I am referring to farming systems that have planned supplementation and monitoring programmes in place. To not have both is an invitation to not be in control. It is not unusual to set up some monitoring in a system that has a supplementation programme in place and to find that sufficient storage levels of these supplements is not being achieved. It is important to confirm that what is trying to be achieved is actually being achieved. Hence the value of routine monitoring, even when a planned supplementation programme is in place.

I am forever coming across situations in which supplementing is complicated and expensive. Myriad products on the market claim to effectively maintain sufficient trace-element levels. In most cases they probably do, but at a big cost. I have always considered that maintaining a sufficient trace-element status in a farming system is simple and can be done relatively cheaply. It starts with monitoring to define the status.

We know what to measure and what levels we need to be attaining. Several injectable, oral or pour-on products are available such that a cost-effective supplementation programme can be put together. Usually the simple product is enough. The claims being made for some products suggesting that they are better than the simple ones are rarely substantiated. Get independent advice.
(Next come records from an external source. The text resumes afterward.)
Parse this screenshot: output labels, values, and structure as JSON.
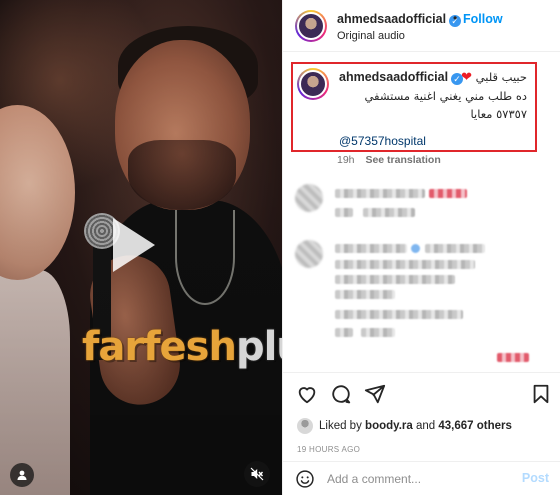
{
  "video": {
    "watermark_part1": "farfesh",
    "watermark_part2": "plus.com",
    "play_icon": "play-icon",
    "user_icon": "user-tag-icon",
    "mute_icon": "speaker-muted-icon"
  },
  "header": {
    "username": "ahmedsaadofficial",
    "verified_mark": "✓",
    "separator": "•",
    "follow_label": "Follow",
    "audio_label": "Original audio"
  },
  "caption": {
    "username": "ahmedsaadofficial",
    "verified_mark": "✓",
    "line1_text": "حبيب قلبي",
    "line1_emoji": "❤",
    "line2": "ده طلب مني يغني اغنية مستشفي",
    "line3": "٥٧٣٥٧ معايا",
    "mention": "@57357hospital"
  },
  "caption_meta": {
    "time": "19h",
    "see_translation": "See translation"
  },
  "actions": {
    "like_icon": "heart-icon",
    "comment_icon": "comment-icon",
    "share_icon": "send-icon",
    "save_icon": "bookmark-icon"
  },
  "likes": {
    "prefix": "Liked by",
    "user": "boody.ra",
    "and": "and",
    "count": "43,667 others"
  },
  "time_ago": "19 HOURS AGO",
  "comment_box": {
    "placeholder": "Add a comment...",
    "post_label": "Post",
    "emoji_icon": "emoji-smile-icon"
  },
  "colors": {
    "follow_blue": "#0095f6",
    "highlight_red": "#e0262b",
    "mention_blue": "#00376b",
    "post_disabled": "#b3dbff"
  }
}
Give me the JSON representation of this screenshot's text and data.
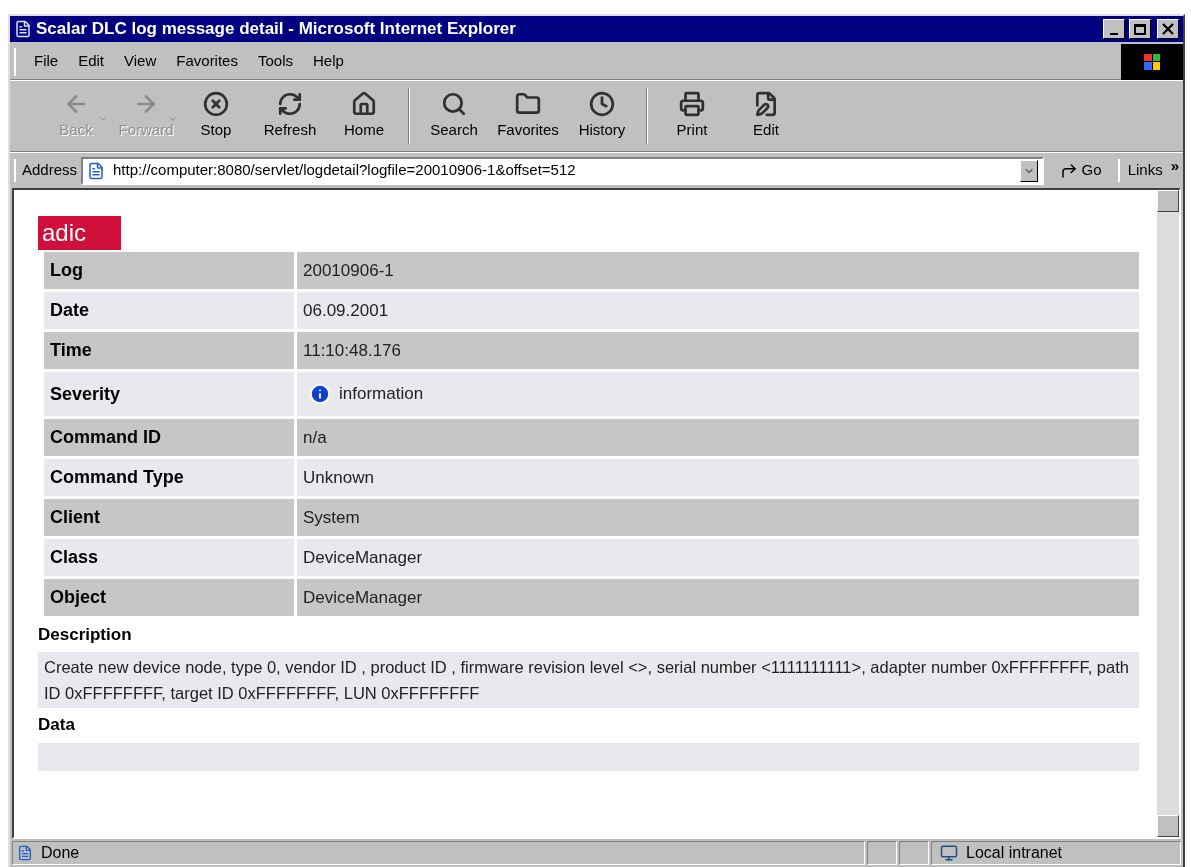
{
  "window": {
    "title": "Scalar DLC log message detail - Microsoft Internet Explorer"
  },
  "menu": [
    {
      "label": "File"
    },
    {
      "label": "Edit"
    },
    {
      "label": "View"
    },
    {
      "label": "Favorites"
    },
    {
      "label": "Tools"
    },
    {
      "label": "Help"
    }
  ],
  "toolbar": [
    {
      "kind": "back",
      "label": "Back",
      "disabled": true,
      "dropdown": true
    },
    {
      "kind": "forward",
      "label": "Forward",
      "disabled": true,
      "dropdown": true
    },
    {
      "kind": "stop",
      "label": "Stop",
      "disabled": false,
      "dropdown": false
    },
    {
      "kind": "refresh",
      "label": "Refresh",
      "disabled": false,
      "dropdown": false
    },
    {
      "kind": "home",
      "label": "Home",
      "disabled": false,
      "dropdown": false
    },
    {
      "kind": "separator"
    },
    {
      "kind": "search",
      "label": "Search",
      "disabled": false,
      "dropdown": false
    },
    {
      "kind": "favorites",
      "label": "Favorites",
      "disabled": false,
      "dropdown": false
    },
    {
      "kind": "history",
      "label": "History",
      "disabled": false,
      "dropdown": false
    },
    {
      "kind": "separator"
    },
    {
      "kind": "print",
      "label": "Print",
      "disabled": false,
      "dropdown": false
    },
    {
      "kind": "edit",
      "label": "Edit",
      "disabled": false,
      "dropdown": false
    }
  ],
  "address": {
    "label": "Address",
    "value": "http://computer:8080/servlet/logdetail?logfile=20010906-1&offset=512",
    "go": "Go",
    "links": "Links",
    "more": "»"
  },
  "page": {
    "logo": "adic",
    "fields": [
      {
        "label": "Log",
        "value": "20010906-1"
      },
      {
        "label": "Date",
        "value": "06.09.2001"
      },
      {
        "label": "Time",
        "value": "11:10:48.176"
      },
      {
        "label": "Severity",
        "value": "information",
        "kind": "info"
      },
      {
        "label": "Command ID",
        "value": "n/a"
      },
      {
        "label": "Command Type",
        "value": "Unknown"
      },
      {
        "label": "Client",
        "value": "System"
      },
      {
        "label": "Class",
        "value": "DeviceManager"
      },
      {
        "label": "Object",
        "value": "DeviceManager"
      }
    ],
    "description": {
      "label": "Description",
      "text": "Create new device node, type 0, vendor ID , product ID , firmware revision level <>, serial number <1111111111>, adapter number 0xFFFFFFFF, path ID 0xFFFFFFFF, target ID 0xFFFFFFFF, LUN 0xFFFFFFFF"
    },
    "data": {
      "label": "Data"
    }
  },
  "status_bar": {
    "text": "Done",
    "zone": "Local intranet"
  }
}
The most common unexpected event on farms is a dead animal. While these are inevitable, in some classes of stock they can really hurt. Young stock are most at risk, but of course pregnancy creates a huge amount of risk. While the inevitability of deaths is just accepted by some farmers, there is absolutely no doubt that on farms that have a planned animal and feeding plan, and have put those plans into practice, the incidence of deaths is significantly lower than on the average farm.

A feature of high-performing farms is a low loss rate. Planning is the start and that is simple. The challenge is to implement the plan.